Without clear regulations on when and how to submit plans, or even how the plans should be structured or what should be in them, states typically wouldn’t have any confidence that a plan they submit would be approved. However, based on signals from DeVos, it’s very likely the Education Department will approve just about anything a state might send in.
Lamar Alexander, chairman of the Senate Health, Education, Labor and Pensions Committee, made it pretty explicit when he told a group of 700 state education leaders that they should “assume that the U.S. Department of Education will say yes” to their plans.
“You have a president and an education secretary who do not believe in a national school board,” he told them. “They believe in you. They want you to make those decisions.”
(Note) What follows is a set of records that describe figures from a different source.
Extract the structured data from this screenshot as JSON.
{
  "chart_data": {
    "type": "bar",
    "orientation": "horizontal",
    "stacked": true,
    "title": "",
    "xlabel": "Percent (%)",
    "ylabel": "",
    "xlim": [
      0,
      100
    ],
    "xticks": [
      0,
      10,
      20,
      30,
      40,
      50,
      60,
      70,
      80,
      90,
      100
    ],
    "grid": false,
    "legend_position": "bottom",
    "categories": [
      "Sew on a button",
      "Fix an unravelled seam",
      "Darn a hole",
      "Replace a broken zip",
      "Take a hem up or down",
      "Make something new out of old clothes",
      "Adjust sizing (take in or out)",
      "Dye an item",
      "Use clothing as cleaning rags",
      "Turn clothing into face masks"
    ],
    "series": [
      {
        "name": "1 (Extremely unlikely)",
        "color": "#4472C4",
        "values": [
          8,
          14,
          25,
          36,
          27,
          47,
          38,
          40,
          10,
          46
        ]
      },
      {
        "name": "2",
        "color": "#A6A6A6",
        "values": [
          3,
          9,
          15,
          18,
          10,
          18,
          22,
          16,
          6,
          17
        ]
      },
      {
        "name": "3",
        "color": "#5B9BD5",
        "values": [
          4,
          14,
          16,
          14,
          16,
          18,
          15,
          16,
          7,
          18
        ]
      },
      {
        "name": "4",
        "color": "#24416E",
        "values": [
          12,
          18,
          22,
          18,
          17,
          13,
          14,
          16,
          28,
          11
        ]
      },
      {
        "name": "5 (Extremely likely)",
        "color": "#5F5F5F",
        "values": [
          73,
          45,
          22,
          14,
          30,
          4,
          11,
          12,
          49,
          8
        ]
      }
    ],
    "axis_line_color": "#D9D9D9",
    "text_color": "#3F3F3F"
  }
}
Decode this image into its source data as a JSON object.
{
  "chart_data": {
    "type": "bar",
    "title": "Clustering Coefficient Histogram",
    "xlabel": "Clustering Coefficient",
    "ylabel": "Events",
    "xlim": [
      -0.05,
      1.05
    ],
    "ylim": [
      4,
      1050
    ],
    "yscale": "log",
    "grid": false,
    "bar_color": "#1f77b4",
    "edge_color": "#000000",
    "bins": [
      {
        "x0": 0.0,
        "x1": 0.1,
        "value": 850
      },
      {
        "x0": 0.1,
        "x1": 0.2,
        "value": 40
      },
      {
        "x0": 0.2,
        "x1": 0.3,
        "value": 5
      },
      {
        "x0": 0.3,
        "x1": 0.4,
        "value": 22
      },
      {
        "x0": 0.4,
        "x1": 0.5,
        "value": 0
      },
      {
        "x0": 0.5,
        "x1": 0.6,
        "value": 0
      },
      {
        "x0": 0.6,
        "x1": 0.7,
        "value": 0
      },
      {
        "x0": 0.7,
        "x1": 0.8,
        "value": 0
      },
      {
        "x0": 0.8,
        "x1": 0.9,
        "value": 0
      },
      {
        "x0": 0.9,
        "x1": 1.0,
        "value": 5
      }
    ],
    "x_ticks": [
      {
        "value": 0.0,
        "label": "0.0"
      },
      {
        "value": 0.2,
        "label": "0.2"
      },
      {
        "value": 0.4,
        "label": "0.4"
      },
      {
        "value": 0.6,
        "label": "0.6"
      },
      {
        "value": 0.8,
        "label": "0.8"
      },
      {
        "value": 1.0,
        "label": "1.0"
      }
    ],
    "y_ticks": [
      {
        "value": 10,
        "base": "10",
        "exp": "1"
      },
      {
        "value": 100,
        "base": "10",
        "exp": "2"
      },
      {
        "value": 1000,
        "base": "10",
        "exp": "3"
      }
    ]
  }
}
So some might argue that this is an area of uncertainty if regulations go away. While that’s technically true (the administration could change its mind at any time), it’s more likely that states can feel very certain that the federal government will rubber-stamp whatever they submit, which defeats the point of even having the U.S. Education Department involved.
Giving out money without attaching clear conditions is a recipe for waste and could lay the groundwork for eliminating the department completely, which one congressman recently proposed and many have discussed.
Next Administration May Write New Regulations
Even if this administration sticks to its non-binding statements about what states should or shouldn’t do, and how much leeway states actually have, there’s no guarantee that the next administration in four or eight years will keep things the same. If a new administration decides to write new regulations, state plans could be suddenly out of compliance and need to be reworked.
Arguably, even if the regulations stayed in place, a new administration could write new ones, but the likelihood of that happening is much greater if there are little to no regulations to begin with when it takes over.
An Extreme Solution
Generally in government, people on all sides of the political spectrum agree that some regulations are needed. Often, it’s not even a question on things like health and food safety, but even with more controversial regulations like those on big banks, nobody’s saying there should be absolutely no regulations.
But that’s basically the approach congress is taking with education regulations. It’s all or nothing. It’s an extreme solution. And it sets the stage for more bureaucratic nightmares, not less.